Wednesday, April 17, 2013

Orphans @ The Gerald Schoenfeld Theatre

           "Orphans" was written in 1983 by Lyle Kessler, who grew up in Philadelphia and left when he was around 20 to pursue a career in acting, then branched out to write plays and screenplays, including a film version of "Orphans." The play has been widely performed -– Philadelphia Theatre Company was an early producer, a few years after its initial staging in Los Angeles -- but it has never appeared on Broadway until now.

            Two orphaned brothers are living in a decrepit North Philadelphia row house. Treat, the eldest, supports his damaged younger sibling by petty thievery, and makes the house a virtual prison for the seemingly simple-minded Phillip. One night he kidnaps a rich older man, Harold, who turns out to have his own motives and becomes the father figure the boys have always yearned for.

            In being such a small cast, this play needs three strong actors to really get into this rather confusing and intense play. Unfortuntly when casting, they missed the mark in more than one occasion. Alec Baldwin (TV's 30 Rock) played Harold, an ex-orphan who happened to find his own way and started a good life for himself and in the end becoming very wealthy. Its clear as to why Baldwin wanted to take on this role, it because its no different or challenging from any character that anyone has ever seen him play, which resulted in an extremely boring performance and some of the worst drunk acting to ever hit stage. Ben Foster played Treat, a violent and headstrong orphan who is taking care of his little brother Philip and Harold tries to help. Foster tries really hard to be frighting and intimidating but it was hard to believe that he had any kind of murderous bone in his body.After watching Baldwins and Fosters performance together, it was clear that maybe the director and producers replaced the wrong actor.
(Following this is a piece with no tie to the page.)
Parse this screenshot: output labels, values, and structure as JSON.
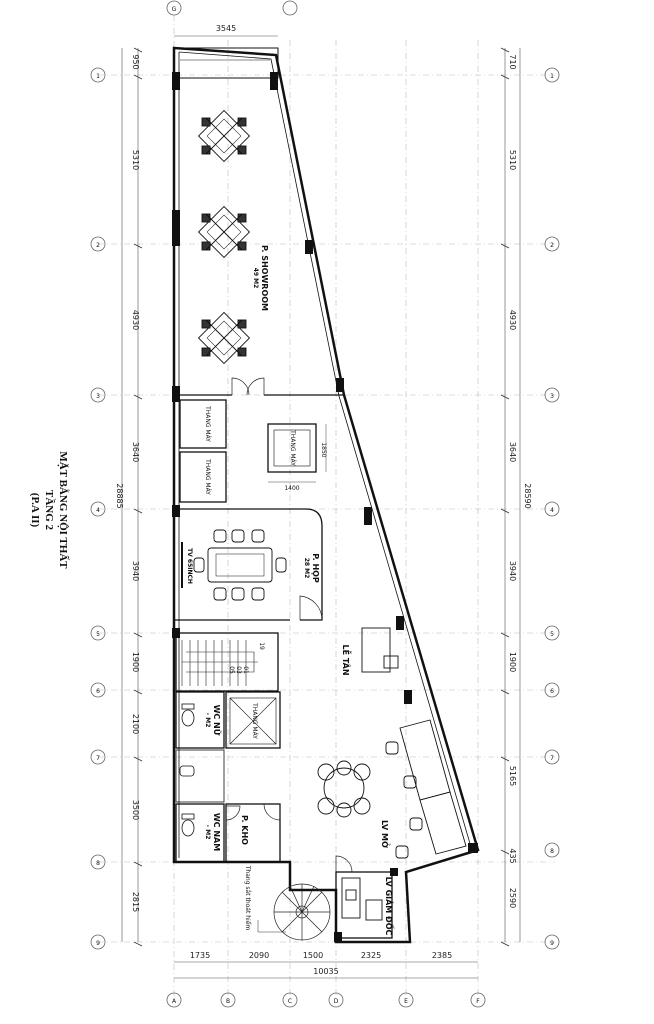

Thank God for Tom Sturridge who portrayed Philip, Treats younger brother who has special needs and doesn't ever leave the house. Sturridge's performance was fun yet had warm heart felt notes behind it, clearly you don't have to be a big name to be good.

           Pretty much the full design team from Tony Award willing play Good People comes back together to get this production of the ground, unfortunately this time it was a swing and a miss. Daniel Sullivan(Good People) directed, and man was the action uncleared and unjustified, the space was used well but only because he had Tom Sturridge's jumping around everywhere. Also he didnt even have them use the most interesting part of  Jon Lee Beatty's(Good People) set which was the up stairs bedrooms, as soon as the curtain went up the audience was wondering whats going to happen up there? Well don't get your hopes up because its nothing. Between Beatty's set and Pat Philips (Good People) light's, this production had nothing visually pleasing to look at. A shame.

           ORPHANS is playing in a limited run through June 30, at the Gerald Schoenfeld Theatre, on 45th Street near Eighth Avenue, New York City.